Misplaced priorities


GOVERNANCE MATTERS

By FORMER VICE PRESIDENT JEJOMAR C. BINAY

Jejomar C. Binay Former Vice President Former Vice President Jejomar C. Binay

Before he resigned from the Cabinet, former National Economic and Development Authority (NEDA) Director General Ernesto Pernia warned of a sharp drop in remittances from Overseas Filipino Workers (OFWs) this year as a result of the COVID 19 pandemic.

Pernia estimated the losses at a low of $6.7 billion to a staggering high of $10 billion. Remittances from Filipinos abroad, as we all know, are the single most important source of foreign exchange for the economy. Aside from OFW remittances, our economy also relies on revenues from the services sector, itself severely affected by the extended lockdown. The coming months will be uncertain times for the economy, and nothing short of hellish for the 7.3 million Filipinos rendered jobless so far by the pandemic.

Rebuilding the economy is a national imperative.
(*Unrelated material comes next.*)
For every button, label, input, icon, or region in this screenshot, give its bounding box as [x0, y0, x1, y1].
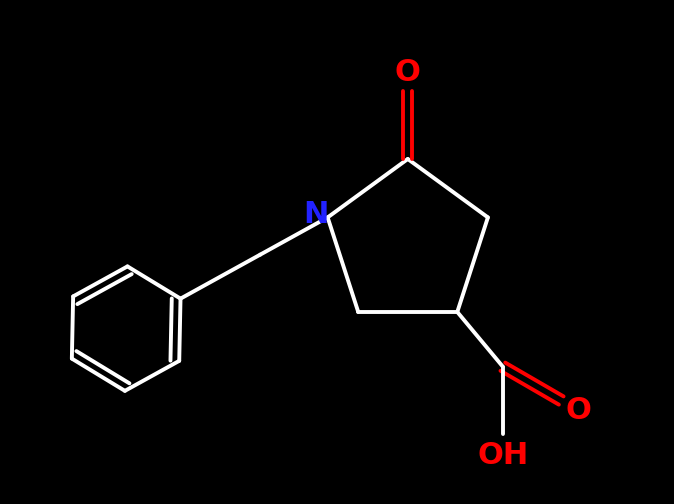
Text: OH: OH: [477, 442, 528, 471]
Text: O: O: [395, 58, 421, 87]
Text: N: N: [303, 200, 328, 228]
Text: O: O: [565, 396, 592, 425]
While doing so, government must also continue to extend aid to the poor and other sectors displaced by the pandemic and the extended lockdown, including workers from both the formal and informal sectors, and small and medium-scale Filipino businesses. It must do so with urgency, efficiency, and a sense of compassion that recognizes basic human dignity instead of debasing it. Needless to state, the executive and the legislative must be aligned in purpose and dedication in this time of crisis.

Instead, our leaders and policymakers have chosen to give priority to the passage of the Anti-Terror Bill.

Certified as urgent, the bill breezed through Congress ahead of other crucial pieces of legislation addressing the pandemic. Only the most ardent defender of the proposed measure would argue that the Anti-Terror Bill responds to the needs of the times. To be kind, we may say they are only being facetious. But they are not.

Critics of the Anti-Terror Bill -- and this list includes lawyers, academicians, artists, celebrities, and ordinary citizens -- have been chastised by the bill’s defenders for their supposedly ill-informed reactions. They have been dared, with undisguised arrogance, to read the bill in its entirety.  Many have done that, and they have raised very serious concerns. For one, the bill violates basic rights and the Constitution by allowing the detention of persons for up to 24 days without charges. It also gives a proposed Anti-Terrorism Council, to be composed of members of the Cabinet and others who may be named to the council, the discretion to classify groups or persons as terrorists. It also grants to the council powers that are viewed as within the exclusive domain of the judiciary.

It has been pointed out that other countries have their own versions of the anti-terror law, with provisions more draconian. But these are, with few exceptions, countries where accountability and professional conduct are more the norm than the exception among law enforcers, with judiciaries that are independent and impartial. Sadly, such is not our case. Our law enforcement agencies have a long and tarnished history of planting evidence, filing false charges, involvement in criminal activities and extra-judicial killings, and abusing their authority over common citizens. And many citizens view the justice system as far from being fair and impartial.

The authors of the bill want us to trust the same agencies and institutions with a track record of abuse and misconduct. That would be a hard sell. Recall our nightmarish experience with martial law and its militarized government. Then review the conduct of the war on drugs and the heavy-handed enforcement of the pandemic lockdown. It would be difficult to earn the trust of a public that has lived in fear of abusive men in uniform.

The bill itself is riddled with vague provisions that could encourage political repression. All it would take, as in the war on drugs, is a badly drawn matrix purportedly showing a link between terrorist groups and the opposition -- presented with much hype by a high-profile administration personality -- to ignite a pogrom. It does not help that the penalty for making false accusations, a safeguard previously included in the amended Human Security Act, has been deleted in the bill.

As in the past, the framers of the bill are fanning the people’s fear -- of communists, drug lords and pushers, and now terrorists -- in order to convince them that some of their rights need to be surrendered if these “enemies” are to be defeated. They expect the people to fall silent as the enforcers slowly choke off the breath from our Constitution. This must not come to pass.